The news on the IT security front is alarming. Recent months have seen one report after another of companies exposing, selling or simply losing customer data to criminals.
The reason: The security threat has changed, according to Bruce Schneier, CTO of Counterpane Internet Security Inc., of Mountain View, Calif.
In the past three years, he says, “criminals have taken over from hackers.” The latest twist in cybercrime is online extortion.
The August 2 issue of “Newsweek International” reported that online gambling sites have been hit by extortionists who threaten to shut down their Web sites with denial-of-service attacks unless the gambling sites pay off the blackmailers.
According to Alan Paller, director of research at the SANS Institute, an IT security educational organization located in Bethesda, Md., banks and online retailers have also quietly paid off online extortionists, whose demands have, to date, ranged as high as $1 million.

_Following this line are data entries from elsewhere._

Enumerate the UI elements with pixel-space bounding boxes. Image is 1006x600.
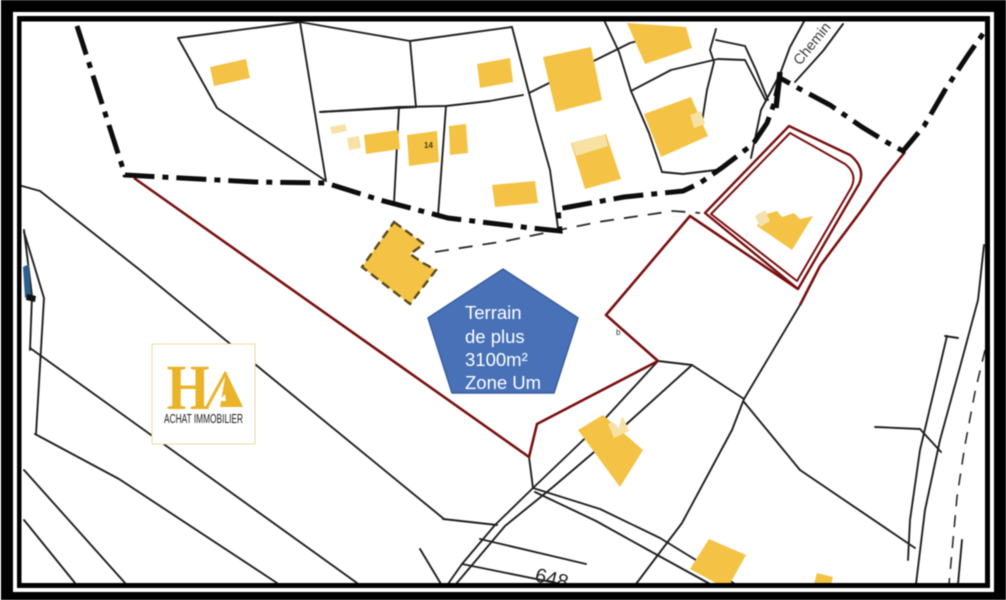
svg-text:Zone Um: Zone Um: [465, 372, 541, 393]
svg-text:de plus: de plus: [465, 326, 525, 347]
svg-text:Terrain: Terrain: [465, 302, 522, 323]
svg-text:b: b: [616, 328, 621, 337]
svg-text:3100m²: 3100m²: [465, 349, 528, 370]
svg-text:ACHAT IMMOBILIER: ACHAT IMMOBILIER: [164, 411, 243, 426]
svg-text:14: 14: [424, 141, 433, 150]
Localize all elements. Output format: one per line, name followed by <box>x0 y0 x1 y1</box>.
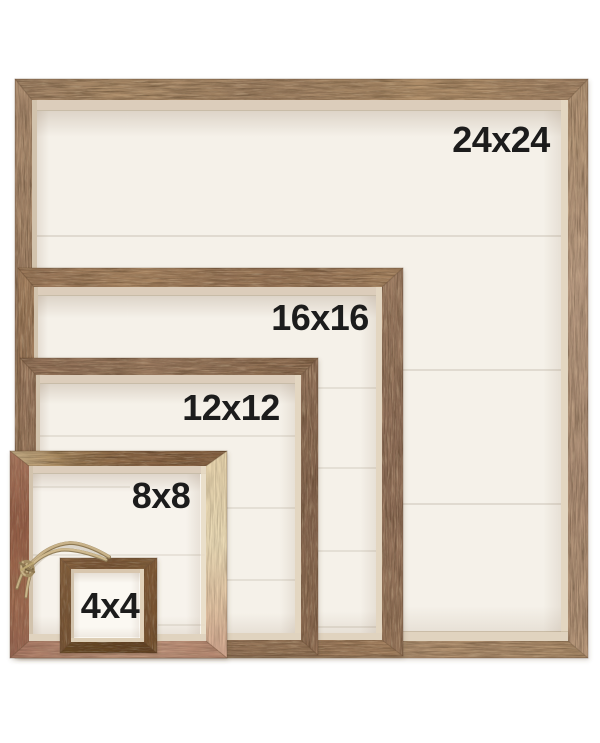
svg-text:4x4: 4x4 <box>81 585 140 626</box>
svg-text:24x24: 24x24 <box>452 119 550 160</box>
svg-text:8x8: 8x8 <box>132 475 191 516</box>
svg-text:12x12: 12x12 <box>182 387 280 428</box>
svg-text:16x16: 16x16 <box>271 297 369 338</box>
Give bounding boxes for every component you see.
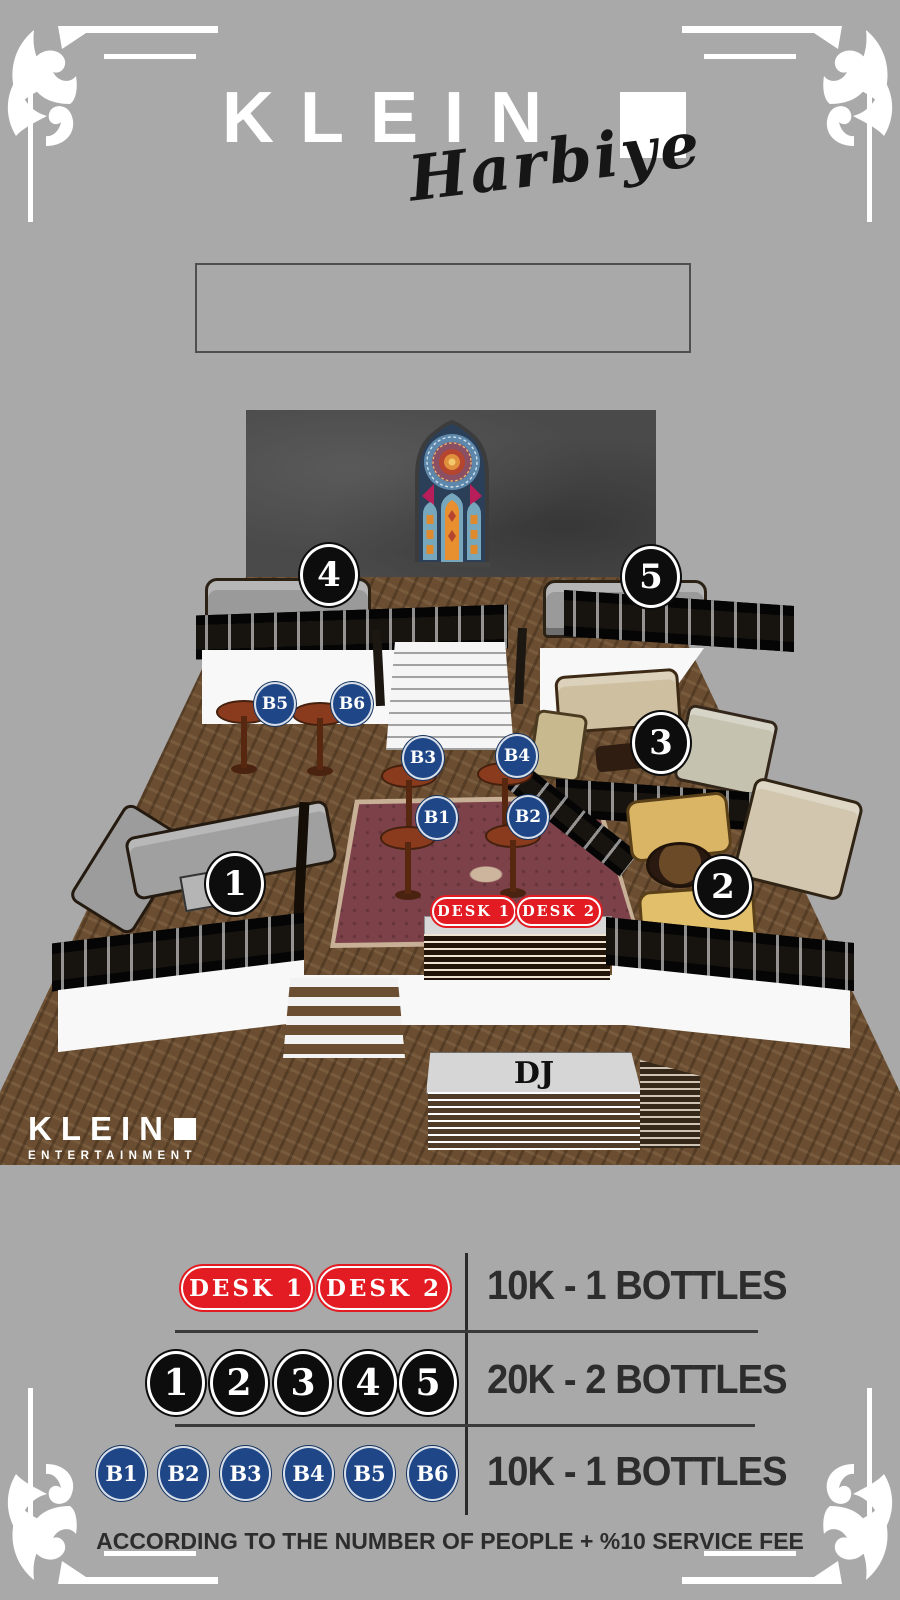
legend-table-1[interactable]: 1: [147, 1351, 205, 1415]
watermark-subtitle: ENTERTAINMENT: [28, 1150, 197, 1162]
event-info-box: [195, 263, 691, 353]
map-bottle-b2[interactable]: B2: [507, 795, 549, 839]
legend-bottle-b6[interactable]: B6: [407, 1446, 458, 1501]
legend-line-2: [175, 1424, 755, 1427]
map-table-2[interactable]: 2: [694, 856, 752, 918]
legend-bottle-b4[interactable]: B4: [283, 1446, 334, 1501]
legend-bottle-b2[interactable]: B2: [158, 1446, 209, 1501]
watermark-square: [174, 1118, 196, 1140]
legend-line-1: [175, 1330, 758, 1333]
legend-table-4[interactable]: 4: [339, 1351, 397, 1415]
map-table-5[interactable]: 5: [622, 546, 680, 608]
staircase-lower: [283, 978, 405, 1058]
map-bottle-b1[interactable]: B1: [416, 796, 458, 840]
map-bottle-b3[interactable]: B3: [402, 736, 444, 780]
legend-desk-2[interactable]: DESK 2: [318, 1266, 450, 1310]
flyer-page: KLEIN Harbiye: [0, 0, 900, 1600]
legend-price-tables: 20K - 2 BOTTLES: [487, 1356, 787, 1403]
corner-ornament-top-left: [6, 12, 236, 222]
map-bottle-b5[interactable]: B5: [254, 682, 296, 726]
dj-label: DJ: [514, 1056, 554, 1091]
map-table-1[interactable]: 1: [206, 853, 264, 915]
dj-booth-front: [428, 1092, 640, 1150]
staircase-upper: [386, 642, 514, 750]
map-table-3[interactable]: 3: [632, 712, 690, 774]
legend-bottle-b5[interactable]: B5: [344, 1446, 395, 1501]
map-bottle-b4[interactable]: B4: [496, 734, 538, 778]
dj-booth-top: DJ: [426, 1052, 642, 1094]
desk-counter-front: [424, 934, 610, 980]
map-table-4[interactable]: 4: [300, 544, 358, 606]
legend-table-2[interactable]: 2: [210, 1351, 268, 1415]
armchair-table-3: [528, 709, 589, 784]
watermark: KLEIN ENTERTAINMENT: [28, 1112, 197, 1162]
map-desk-1[interactable]: DESK 1: [432, 897, 516, 926]
legend-desk-1[interactable]: DESK 1: [181, 1266, 313, 1310]
legend-price-bottles: 10K - 1 BOTTLES: [487, 1448, 787, 1495]
legend-bottle-b3[interactable]: B3: [220, 1446, 271, 1501]
service-fee-note: ACCORDING TO THE NUMBER OF PEOPLE + %10 …: [0, 1528, 900, 1555]
legend-divider: [465, 1253, 468, 1515]
watermark-brand: KLEIN: [28, 1112, 197, 1145]
legend-table-3[interactable]: 3: [274, 1351, 332, 1415]
stained-glass-window: [410, 418, 494, 570]
legend-table-5[interactable]: 5: [399, 1351, 457, 1415]
legend-bottle-b1[interactable]: B1: [96, 1446, 147, 1501]
map-desk-2[interactable]: DESK 2: [517, 897, 601, 926]
map-bottle-b6[interactable]: B6: [331, 682, 373, 726]
legend-price-desks: 10K - 1 BOTTLES: [487, 1262, 787, 1309]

And in June, the U.K.s National Infrastructure Security Co-Ordination Centre warned that Trojan horses (transmitted by e-mail or through Web sites) that appear to come from legitimate sources, and so can evade antivirus software and firewalls, were specifically targeting individuals who work with sensitive “commercially or economically valuable information.”

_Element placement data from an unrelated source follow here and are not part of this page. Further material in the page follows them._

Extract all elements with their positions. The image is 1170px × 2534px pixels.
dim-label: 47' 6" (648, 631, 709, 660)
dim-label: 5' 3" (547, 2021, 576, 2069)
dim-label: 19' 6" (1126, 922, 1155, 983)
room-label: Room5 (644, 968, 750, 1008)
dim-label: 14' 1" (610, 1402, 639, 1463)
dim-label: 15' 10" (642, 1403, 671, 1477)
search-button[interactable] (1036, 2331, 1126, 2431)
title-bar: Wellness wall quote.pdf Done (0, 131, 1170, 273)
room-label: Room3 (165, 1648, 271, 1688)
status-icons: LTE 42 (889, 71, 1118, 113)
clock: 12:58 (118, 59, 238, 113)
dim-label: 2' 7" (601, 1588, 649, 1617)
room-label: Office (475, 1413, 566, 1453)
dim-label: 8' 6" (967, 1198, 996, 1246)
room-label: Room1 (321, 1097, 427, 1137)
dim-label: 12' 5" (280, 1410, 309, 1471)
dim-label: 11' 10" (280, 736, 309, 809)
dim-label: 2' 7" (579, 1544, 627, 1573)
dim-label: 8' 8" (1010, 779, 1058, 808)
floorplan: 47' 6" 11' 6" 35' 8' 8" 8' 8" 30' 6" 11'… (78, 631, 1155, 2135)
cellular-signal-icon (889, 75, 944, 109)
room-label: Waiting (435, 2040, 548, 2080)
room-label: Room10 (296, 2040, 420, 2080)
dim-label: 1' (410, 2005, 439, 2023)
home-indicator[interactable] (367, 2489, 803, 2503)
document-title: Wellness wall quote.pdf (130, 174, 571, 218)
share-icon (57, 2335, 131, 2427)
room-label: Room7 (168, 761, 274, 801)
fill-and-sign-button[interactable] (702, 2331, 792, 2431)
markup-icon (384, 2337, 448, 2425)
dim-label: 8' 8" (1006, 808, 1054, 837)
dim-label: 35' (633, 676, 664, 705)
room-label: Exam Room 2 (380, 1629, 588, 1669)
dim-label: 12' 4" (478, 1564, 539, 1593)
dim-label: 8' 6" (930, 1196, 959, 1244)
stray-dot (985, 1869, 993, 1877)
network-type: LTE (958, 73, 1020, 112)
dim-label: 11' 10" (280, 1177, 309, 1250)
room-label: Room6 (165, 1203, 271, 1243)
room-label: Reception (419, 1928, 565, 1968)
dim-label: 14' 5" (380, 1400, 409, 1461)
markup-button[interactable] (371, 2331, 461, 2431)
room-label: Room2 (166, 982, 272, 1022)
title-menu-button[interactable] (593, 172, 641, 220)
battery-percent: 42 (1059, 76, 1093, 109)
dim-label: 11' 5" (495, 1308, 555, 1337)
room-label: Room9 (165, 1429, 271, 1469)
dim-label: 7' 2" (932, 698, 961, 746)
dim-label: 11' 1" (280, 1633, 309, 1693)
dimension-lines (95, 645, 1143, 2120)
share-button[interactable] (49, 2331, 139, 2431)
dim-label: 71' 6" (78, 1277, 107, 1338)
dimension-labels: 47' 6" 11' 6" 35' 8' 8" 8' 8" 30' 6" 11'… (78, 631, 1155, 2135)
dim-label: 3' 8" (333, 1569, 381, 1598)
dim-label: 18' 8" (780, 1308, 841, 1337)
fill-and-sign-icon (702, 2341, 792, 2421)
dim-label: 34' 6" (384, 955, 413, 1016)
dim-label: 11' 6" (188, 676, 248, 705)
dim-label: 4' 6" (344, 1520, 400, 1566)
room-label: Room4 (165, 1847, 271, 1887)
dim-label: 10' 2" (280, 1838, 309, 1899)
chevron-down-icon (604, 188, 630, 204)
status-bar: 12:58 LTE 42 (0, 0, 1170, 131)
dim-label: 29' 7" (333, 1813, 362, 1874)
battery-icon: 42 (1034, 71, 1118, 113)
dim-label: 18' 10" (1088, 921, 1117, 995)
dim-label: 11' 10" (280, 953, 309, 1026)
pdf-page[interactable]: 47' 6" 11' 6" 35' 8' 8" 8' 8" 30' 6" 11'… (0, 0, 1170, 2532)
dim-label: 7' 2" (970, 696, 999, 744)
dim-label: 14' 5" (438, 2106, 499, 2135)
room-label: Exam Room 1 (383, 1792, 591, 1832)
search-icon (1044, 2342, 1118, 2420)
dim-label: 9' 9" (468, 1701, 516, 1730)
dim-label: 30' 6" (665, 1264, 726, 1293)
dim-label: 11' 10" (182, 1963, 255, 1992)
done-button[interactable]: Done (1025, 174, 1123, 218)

The latest update from IBM Corp.s “Global Business Security Index” indicates that such targeted attacks are a fast-growing percentage of the 237 million infected e-mails and attacks perpetrated in the first half of 2005.
In light of these reports, our latest security survey of nearly 300 IT executives presents some pretty grim findings.
Three out of ten respondents admit that their companys attitude toward security has become more relaxed as the events of Sept. 11 fade into the past.
Two-thirds report some kind of security breach, from penetration by viruses or spyware, to lost data and inappropriate access.